News and New Products
High-speed modular logic analyzers capture as many as 512M samples
By Dan Strassberg, Contributing Technical Editor -- EDN, 11/9/2006
Agilent Technologies has expanded its logic-analyzer line with a new modular mainframe; two new modules, including one that provides four times the memory of the deepest memory logic-analyzer modules available from any manufacturer; and new applications for developers who use the PCI Express high-speed serial bus and Altera FPGAs.
Design teams in the computer, communications, semiconductor, aerospace, defense, automotive, and wireless industries continue to produce ever more complex high-speed hardware designs. Validation and debugging of these designs necessitate increasingly capable logic-analysis tools. The 16900 product family addresses these requirements.
The two-slot, modular 16901A mainframe, with prices starting at $14,000, comes with a 15-in. display and a touchscreen interface that works well in applications in which limited bench space hinders the use of a mouse and keyboard. The mainframe allows connection and cross-triggering of other 16900-series mainframes in applications that require more than one logic analyzer.
The 16950B 68-channel logic-analyzer module, with prices starting at $23,500, offers state-analysis capture to 667 MHz at a maximum data rate of 1066 Mbps with as much as 64M samples of acquisition memory. The module offers the performance necessary to validate such leading-edge interfaces as DDR3 (double-data-rate 3) and front-side bus designs.
The $65,000, 68-channel 16951B logic-analyzer module offers the same acquisition capabilities as the 16950B but quadruples the maximum memory depth to 256M samples, improving the probability that captured data will contain the flaw that caused a failure.
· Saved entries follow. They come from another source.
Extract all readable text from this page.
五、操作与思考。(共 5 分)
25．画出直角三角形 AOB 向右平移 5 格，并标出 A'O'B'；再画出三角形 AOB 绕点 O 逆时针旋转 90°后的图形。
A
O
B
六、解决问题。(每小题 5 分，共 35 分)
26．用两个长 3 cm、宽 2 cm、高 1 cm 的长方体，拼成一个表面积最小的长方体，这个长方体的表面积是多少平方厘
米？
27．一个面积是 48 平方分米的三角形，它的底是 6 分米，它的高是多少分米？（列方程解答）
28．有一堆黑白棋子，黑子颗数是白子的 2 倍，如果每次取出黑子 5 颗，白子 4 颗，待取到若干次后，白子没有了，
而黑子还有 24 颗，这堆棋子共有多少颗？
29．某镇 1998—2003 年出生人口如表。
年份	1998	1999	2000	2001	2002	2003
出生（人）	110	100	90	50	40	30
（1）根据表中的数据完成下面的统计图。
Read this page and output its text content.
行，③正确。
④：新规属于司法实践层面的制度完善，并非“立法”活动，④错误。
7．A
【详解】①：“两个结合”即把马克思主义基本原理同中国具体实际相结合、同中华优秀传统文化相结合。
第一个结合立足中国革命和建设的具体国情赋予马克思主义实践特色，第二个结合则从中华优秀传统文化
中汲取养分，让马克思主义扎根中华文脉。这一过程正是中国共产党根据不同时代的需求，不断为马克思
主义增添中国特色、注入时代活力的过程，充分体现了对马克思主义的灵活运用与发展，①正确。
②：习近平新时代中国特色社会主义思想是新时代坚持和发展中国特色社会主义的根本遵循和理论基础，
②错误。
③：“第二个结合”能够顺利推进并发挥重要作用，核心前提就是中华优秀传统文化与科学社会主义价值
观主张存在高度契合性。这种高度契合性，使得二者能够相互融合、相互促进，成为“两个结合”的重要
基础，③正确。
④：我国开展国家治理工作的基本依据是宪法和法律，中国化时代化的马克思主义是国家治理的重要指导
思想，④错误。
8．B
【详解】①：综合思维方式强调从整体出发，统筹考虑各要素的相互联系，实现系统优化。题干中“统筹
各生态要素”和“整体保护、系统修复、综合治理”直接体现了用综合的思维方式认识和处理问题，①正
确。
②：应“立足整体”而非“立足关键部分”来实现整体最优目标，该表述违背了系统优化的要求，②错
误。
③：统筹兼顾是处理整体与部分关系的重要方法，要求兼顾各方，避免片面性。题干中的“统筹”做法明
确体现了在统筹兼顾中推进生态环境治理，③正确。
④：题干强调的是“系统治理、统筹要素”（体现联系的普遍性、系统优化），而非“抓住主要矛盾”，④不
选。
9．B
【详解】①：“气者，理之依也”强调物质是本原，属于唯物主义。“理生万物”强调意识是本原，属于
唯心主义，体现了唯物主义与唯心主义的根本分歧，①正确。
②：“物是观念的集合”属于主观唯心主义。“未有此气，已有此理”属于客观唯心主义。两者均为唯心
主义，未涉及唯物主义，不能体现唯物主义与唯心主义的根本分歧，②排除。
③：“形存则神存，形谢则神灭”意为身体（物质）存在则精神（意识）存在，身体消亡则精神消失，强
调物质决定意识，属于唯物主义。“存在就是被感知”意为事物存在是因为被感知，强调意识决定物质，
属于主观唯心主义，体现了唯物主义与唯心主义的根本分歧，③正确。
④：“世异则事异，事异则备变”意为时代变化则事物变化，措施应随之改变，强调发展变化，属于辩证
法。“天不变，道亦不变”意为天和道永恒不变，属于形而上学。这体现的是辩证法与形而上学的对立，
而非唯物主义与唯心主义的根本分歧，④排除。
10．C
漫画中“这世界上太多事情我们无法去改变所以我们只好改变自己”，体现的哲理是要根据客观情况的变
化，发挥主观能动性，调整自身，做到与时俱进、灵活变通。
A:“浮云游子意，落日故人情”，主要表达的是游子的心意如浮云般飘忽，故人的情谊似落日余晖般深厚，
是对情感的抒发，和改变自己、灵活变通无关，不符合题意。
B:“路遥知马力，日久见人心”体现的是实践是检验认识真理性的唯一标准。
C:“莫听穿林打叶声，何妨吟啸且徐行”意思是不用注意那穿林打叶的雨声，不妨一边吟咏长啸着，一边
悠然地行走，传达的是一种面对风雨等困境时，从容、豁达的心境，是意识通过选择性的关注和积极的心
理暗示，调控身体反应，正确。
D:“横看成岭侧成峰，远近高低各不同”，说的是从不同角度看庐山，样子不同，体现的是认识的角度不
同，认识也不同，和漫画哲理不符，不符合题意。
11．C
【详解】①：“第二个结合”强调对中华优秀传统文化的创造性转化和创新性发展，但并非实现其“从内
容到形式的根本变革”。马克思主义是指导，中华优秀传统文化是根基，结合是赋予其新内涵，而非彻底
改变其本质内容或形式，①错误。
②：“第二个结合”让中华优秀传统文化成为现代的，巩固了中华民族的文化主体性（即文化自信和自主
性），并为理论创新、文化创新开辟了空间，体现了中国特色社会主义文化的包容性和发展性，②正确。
Moreover, if you use only half of the channels, the memory depth doubles again—to 512M samples.
Two new applications speed the development of PCIe (PCI Express) and Altera FPGA-based designs: The FSI-60112 PCIe Gen 1 probe, with prices starting at $24,700, supports the PCIe standard in one-, two-, and four-lane widths. When you use it with the 16800 portable logic analyzer, the probe offers what the manufacturer calls the market's lowest cost logic-analyzer-based PCIe-test approach. The B4656A FPGA dynamic probe, with prices starting at $3000, provides visibility into designs based on Altera FPGAs, thus speeding debugging and validation.